The sick-leave petition drive is beginning after lawmakers failed to act on sick time legislation by a Wednesday deadline. If supporters collect 10,800 signatures by June 18, as those on both sides of the issue expect, the question will go to voters.
“We’ve been pushing this issue on Beacon Hill for years, and it’s never really gotten anywhere,” said Steve Crawford, a spokesman for the advocacy group Raise Up Massachusetts, which is organizing the ballot measure to raise the state’s minimum wage. “This time, we’re going to the voters.”
Crawford said big-business interests are driving opposition to mandatory sick-leave benefits.
He noted that people in Massachusetts are proud to claim the mantle of being among the first states to adopt universal health care. “But if you can’t get off work to go to the doctor or pick up your sick child at school, is that really universal access?” he asked.

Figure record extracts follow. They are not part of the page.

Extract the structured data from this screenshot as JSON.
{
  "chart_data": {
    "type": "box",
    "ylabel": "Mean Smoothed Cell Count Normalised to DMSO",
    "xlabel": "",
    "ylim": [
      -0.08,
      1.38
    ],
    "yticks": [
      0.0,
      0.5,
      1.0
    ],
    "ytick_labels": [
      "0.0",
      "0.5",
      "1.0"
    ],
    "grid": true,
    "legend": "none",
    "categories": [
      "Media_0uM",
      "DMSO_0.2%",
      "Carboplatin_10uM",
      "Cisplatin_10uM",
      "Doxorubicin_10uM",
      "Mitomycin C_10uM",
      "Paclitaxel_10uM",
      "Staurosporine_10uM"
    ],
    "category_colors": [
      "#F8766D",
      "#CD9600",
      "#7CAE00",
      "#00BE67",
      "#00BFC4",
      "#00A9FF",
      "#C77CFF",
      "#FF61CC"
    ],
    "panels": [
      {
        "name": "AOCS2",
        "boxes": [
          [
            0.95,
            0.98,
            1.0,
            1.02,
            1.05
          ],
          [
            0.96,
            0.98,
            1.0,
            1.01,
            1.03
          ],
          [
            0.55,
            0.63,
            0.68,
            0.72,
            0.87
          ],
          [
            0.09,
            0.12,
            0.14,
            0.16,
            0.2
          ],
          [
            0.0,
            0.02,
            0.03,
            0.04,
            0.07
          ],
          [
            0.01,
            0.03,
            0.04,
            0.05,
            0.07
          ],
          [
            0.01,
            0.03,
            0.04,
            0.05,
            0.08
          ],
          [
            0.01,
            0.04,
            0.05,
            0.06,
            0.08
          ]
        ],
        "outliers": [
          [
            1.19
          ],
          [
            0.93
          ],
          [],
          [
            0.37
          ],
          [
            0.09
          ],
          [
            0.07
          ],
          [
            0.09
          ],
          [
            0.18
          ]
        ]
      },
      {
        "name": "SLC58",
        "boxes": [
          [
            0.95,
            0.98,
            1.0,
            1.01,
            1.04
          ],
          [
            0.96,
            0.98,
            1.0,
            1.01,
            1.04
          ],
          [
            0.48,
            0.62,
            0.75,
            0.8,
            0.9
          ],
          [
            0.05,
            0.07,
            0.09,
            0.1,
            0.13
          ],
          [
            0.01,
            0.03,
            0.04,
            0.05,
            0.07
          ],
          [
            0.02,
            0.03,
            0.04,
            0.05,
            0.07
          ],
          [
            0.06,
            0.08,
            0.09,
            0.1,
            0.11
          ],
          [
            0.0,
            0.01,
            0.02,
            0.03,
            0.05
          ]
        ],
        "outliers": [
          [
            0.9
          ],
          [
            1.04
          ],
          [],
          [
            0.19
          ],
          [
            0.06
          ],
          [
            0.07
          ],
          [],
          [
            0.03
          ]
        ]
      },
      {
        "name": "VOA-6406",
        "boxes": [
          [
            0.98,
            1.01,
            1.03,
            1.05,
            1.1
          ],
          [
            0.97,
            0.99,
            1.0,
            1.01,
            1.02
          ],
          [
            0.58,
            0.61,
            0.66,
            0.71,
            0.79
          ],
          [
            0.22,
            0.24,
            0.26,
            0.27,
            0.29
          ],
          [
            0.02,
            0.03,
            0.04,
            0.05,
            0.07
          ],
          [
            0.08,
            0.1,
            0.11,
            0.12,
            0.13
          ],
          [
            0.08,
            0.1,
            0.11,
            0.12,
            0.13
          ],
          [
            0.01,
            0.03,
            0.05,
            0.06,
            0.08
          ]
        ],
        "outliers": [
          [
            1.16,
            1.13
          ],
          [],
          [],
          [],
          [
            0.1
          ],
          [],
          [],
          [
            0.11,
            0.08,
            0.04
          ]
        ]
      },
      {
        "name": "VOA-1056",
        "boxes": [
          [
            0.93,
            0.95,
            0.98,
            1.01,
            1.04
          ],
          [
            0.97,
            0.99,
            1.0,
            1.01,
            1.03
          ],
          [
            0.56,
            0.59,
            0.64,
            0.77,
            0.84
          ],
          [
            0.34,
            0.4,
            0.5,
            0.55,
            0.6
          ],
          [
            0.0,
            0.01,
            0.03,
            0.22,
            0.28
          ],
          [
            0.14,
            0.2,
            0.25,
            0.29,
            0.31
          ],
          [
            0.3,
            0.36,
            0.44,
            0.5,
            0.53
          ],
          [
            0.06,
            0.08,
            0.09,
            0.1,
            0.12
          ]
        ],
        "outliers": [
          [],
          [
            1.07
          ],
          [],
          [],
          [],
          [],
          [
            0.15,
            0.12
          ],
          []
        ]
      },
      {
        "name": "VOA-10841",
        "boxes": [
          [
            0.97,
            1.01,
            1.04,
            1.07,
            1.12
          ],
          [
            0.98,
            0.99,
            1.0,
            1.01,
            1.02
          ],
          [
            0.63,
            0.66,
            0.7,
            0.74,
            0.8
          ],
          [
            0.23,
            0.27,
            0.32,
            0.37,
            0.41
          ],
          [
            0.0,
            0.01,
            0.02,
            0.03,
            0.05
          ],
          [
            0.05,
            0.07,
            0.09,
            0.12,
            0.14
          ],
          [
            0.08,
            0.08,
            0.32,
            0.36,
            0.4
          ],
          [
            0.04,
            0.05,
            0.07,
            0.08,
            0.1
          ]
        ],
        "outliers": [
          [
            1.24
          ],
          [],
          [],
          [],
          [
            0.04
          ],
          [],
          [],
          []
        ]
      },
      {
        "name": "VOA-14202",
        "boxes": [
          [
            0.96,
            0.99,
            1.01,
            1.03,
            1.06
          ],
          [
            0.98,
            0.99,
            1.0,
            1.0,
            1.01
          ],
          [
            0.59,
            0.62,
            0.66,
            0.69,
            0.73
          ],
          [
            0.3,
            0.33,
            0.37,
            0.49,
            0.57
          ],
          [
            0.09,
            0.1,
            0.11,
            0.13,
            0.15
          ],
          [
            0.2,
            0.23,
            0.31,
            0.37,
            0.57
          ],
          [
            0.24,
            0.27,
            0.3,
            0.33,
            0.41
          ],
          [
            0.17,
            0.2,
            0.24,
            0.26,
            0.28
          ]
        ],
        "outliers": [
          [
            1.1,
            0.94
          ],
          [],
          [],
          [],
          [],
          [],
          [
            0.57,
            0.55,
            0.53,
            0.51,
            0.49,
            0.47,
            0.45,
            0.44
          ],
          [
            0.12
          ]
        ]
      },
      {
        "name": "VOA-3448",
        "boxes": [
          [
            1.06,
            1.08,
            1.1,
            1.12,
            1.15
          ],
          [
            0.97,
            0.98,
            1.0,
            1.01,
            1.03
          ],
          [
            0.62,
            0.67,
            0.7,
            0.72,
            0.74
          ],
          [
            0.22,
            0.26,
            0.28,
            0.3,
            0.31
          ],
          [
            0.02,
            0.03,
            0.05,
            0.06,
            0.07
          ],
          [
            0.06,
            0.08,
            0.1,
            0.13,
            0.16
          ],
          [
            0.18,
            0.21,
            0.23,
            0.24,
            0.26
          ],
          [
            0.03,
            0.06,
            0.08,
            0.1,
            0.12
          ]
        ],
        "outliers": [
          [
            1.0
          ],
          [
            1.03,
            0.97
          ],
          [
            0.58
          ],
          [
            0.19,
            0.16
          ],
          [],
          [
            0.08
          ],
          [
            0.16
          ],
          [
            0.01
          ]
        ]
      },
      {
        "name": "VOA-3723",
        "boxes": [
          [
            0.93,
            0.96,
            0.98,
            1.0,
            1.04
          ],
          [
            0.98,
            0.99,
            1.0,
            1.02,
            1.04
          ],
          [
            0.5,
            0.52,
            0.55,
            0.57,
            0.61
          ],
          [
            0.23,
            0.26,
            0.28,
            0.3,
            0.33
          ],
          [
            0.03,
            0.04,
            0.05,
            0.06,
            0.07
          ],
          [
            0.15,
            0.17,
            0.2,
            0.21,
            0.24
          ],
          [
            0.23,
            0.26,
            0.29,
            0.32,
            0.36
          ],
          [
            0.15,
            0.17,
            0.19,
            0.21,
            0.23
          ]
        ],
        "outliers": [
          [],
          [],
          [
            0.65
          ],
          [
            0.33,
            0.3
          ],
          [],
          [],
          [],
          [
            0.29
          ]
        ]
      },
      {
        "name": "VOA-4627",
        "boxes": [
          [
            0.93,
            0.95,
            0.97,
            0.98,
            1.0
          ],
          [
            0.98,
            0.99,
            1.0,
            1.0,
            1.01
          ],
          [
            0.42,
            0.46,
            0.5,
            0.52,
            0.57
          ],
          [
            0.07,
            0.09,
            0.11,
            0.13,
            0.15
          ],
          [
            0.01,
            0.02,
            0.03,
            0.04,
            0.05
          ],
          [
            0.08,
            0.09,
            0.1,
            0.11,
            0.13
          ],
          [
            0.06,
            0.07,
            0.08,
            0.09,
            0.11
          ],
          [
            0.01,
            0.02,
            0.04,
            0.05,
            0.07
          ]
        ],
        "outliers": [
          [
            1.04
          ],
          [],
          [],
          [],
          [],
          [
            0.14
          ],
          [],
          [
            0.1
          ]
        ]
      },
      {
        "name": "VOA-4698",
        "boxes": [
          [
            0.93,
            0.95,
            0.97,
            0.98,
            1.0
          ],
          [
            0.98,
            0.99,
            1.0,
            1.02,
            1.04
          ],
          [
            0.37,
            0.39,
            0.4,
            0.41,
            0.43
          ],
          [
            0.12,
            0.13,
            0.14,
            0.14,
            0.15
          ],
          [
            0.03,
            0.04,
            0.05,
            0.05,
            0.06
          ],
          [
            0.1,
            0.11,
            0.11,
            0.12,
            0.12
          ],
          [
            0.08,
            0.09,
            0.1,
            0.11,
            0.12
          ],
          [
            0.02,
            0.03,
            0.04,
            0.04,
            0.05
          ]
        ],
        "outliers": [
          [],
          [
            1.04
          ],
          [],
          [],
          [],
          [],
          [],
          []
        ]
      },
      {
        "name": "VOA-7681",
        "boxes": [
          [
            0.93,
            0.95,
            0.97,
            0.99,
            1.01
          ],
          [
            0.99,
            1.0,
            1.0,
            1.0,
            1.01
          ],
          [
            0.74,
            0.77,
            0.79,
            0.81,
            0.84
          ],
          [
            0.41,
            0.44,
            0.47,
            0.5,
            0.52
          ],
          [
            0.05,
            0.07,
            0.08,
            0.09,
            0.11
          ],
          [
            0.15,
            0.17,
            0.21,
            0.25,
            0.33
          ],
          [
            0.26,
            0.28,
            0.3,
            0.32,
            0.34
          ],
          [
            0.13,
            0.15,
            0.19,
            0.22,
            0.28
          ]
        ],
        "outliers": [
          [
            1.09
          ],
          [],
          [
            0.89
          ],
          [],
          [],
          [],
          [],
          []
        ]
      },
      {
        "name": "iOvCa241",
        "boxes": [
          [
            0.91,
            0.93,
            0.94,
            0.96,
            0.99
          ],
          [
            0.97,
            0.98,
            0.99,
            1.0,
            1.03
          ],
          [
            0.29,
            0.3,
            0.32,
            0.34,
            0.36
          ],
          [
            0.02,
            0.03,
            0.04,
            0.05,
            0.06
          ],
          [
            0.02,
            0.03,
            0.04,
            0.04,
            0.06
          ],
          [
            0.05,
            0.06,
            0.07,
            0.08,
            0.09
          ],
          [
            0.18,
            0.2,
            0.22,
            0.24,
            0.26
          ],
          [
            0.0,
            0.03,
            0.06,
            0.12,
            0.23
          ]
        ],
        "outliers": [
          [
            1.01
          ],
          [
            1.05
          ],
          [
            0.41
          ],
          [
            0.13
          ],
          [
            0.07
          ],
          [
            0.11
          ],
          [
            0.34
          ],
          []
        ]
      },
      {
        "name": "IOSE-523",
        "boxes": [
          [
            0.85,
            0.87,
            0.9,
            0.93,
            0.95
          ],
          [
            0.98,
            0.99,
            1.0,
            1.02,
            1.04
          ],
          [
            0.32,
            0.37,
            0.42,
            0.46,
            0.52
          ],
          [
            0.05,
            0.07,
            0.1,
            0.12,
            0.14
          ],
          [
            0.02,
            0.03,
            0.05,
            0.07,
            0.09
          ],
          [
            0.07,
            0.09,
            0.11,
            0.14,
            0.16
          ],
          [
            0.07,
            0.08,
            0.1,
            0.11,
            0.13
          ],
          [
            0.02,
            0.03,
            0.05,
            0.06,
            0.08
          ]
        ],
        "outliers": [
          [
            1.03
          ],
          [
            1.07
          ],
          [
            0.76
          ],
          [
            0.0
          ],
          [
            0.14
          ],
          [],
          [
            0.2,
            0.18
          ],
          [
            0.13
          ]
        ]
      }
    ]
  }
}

Bob Luz, president of the Massachusetts Restaurant Association, said business owners are most concerned with a provision that would allow workers to take sick leave for a few hours at a time. “In the retail world, that’s totally unmanageable,” he said.
Restaurant owners who offer paid sick leave say most employees don’t use the benefit — or end up abusing it, Luz said.
“Most people don’t use sick days when they’re sick; they bank them and try to use them as vacation days,” he said.
Erin Calvo-Bacci, owner of The Chocolate Truffle, employs fewer than 10 workers at her store in Reading and a small manufacturing facility in Swampscott. She provides paid sick days to employees who work more than 20 hours a week on a case-by-case basis. She said she worries that mandating sick leave would lead to abuses in the workplace and a loss of productivity.